As monitors, we spend a decent amount of time preparing for the visit – before we even head out the door. On the road, we’ve noticed that the most effective coordinators tend to be those who also prepare for the visit. Spending an extra hour or two before the visit can decrease the amount of queries, follow-up items and even the length of the visit itself. Before your next monitoring visit, consider asking yourself these five questions:
- Has all data been entered? First and foremost, ensure all data has been entered and submitted to the CRO/Sponsor. If not, the monitor has nothing to review and the whole purpose of the visit is defeated. The monitor will then have to sit and wait for data to be entered during the visit, which increases the amount of time on-site as well as the need for further visits.
- Have all issues been addressed from the last visit? Take a look at the last monitoring follow-up letter. Are there still open action items? Try to have all outstanding items addressed by the next monitoring visit. If this isn’t possible, at least being aware of the issues and the steps being taken to remedy them will show the item is being addressed.
- How is the regulatory binder looking? Perform a quick sweep of the regulatory binder. Has the latest correspondence been filed? Is Dr. Smith’s updated license present? Spending a little time reviewing the binder before the visit will result in decreased time and queries while the monitor reviews it during the visit.
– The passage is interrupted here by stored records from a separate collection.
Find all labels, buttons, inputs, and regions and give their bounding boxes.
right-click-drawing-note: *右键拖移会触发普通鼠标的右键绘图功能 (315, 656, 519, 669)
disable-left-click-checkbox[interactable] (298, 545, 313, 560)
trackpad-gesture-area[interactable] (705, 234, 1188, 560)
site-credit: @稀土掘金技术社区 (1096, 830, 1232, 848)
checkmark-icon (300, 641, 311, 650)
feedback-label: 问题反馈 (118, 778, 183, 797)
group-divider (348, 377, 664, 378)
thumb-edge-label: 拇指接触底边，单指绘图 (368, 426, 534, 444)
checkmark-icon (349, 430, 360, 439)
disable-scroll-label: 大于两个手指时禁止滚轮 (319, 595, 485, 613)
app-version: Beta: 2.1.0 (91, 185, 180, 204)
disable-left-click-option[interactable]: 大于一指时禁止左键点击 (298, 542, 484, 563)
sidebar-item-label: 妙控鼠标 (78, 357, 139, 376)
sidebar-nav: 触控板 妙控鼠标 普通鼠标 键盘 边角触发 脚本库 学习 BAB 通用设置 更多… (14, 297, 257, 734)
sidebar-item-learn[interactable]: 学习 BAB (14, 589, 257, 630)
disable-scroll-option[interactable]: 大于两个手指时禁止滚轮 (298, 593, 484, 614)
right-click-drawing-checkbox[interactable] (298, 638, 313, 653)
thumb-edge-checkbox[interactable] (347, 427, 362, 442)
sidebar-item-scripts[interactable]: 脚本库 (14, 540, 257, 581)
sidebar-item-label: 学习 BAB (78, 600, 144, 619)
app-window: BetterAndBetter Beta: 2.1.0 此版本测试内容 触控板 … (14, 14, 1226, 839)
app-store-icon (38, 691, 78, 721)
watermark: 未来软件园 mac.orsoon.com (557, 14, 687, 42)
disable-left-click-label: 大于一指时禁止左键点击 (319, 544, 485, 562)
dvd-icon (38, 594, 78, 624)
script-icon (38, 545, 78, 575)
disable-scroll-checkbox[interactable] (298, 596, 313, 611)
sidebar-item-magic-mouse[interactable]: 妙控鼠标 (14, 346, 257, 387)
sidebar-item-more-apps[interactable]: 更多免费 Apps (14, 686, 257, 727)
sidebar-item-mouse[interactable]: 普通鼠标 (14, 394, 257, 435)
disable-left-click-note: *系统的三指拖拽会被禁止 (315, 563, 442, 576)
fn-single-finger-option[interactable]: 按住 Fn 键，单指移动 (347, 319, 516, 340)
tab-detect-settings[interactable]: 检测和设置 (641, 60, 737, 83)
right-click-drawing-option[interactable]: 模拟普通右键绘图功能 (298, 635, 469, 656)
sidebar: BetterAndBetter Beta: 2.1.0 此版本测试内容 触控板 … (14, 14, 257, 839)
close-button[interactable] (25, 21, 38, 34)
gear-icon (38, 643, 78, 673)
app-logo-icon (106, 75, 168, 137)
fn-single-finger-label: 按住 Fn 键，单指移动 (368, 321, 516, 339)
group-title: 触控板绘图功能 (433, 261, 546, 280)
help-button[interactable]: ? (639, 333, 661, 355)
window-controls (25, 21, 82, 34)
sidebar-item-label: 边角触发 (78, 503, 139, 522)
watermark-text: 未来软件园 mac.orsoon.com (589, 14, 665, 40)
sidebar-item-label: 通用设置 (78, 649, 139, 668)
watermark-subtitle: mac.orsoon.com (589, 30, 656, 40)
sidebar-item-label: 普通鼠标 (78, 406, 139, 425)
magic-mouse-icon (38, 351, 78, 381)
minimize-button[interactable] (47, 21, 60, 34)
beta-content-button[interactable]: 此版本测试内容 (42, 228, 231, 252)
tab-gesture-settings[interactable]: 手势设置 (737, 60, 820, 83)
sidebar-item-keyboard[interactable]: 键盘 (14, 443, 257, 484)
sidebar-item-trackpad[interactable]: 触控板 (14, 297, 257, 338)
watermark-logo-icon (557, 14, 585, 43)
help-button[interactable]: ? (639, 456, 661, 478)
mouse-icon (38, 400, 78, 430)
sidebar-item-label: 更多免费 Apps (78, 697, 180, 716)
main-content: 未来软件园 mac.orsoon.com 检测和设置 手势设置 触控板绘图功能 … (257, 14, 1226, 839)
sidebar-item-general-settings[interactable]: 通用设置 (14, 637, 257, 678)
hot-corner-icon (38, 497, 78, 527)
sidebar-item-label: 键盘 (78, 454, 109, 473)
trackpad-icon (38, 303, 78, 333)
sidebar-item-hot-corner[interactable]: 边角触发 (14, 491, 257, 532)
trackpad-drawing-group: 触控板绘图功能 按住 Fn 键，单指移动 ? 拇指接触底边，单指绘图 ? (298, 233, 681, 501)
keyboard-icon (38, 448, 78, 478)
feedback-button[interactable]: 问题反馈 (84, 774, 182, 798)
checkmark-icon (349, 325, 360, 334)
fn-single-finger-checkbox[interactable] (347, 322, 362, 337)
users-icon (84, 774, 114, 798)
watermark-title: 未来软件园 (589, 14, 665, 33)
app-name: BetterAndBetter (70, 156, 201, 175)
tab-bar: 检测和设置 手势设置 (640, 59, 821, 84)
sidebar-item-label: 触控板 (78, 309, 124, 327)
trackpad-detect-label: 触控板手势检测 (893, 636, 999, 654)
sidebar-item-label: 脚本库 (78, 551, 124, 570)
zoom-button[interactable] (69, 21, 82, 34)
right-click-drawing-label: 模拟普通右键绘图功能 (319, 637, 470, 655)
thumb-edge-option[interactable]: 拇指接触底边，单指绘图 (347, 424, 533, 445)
Reviewing regulatory items prior to the visit can also result in less follow-up items as missing/expired articles can be corrected beforehand.
- Is the PI available for the visit? When possible, schedule an appointment to have the PI meet with the monitor during the visit. It tends to work out better than waiting to grab them as they run between the OR, clinic, and rounds. Additionally, any questions brought up by the monitor can be addressed during the visit, again leading to less follow-up items.
- Have I coordinated meeting times and locations with the monitor? A quick introduction email to the monitor prior to the visit that includes any directions or need-to-know information is always greatly appreciated. Making sure the monitor knows where they’re going reduces the amount of “waiting around” time. Monitors are a flexible bunch, but letting them know any site specifics beforehand (such as only working until 3pm, or that medical records are stored at another location) ensures they can adjust their schedule to get the maximum amount done during the visit.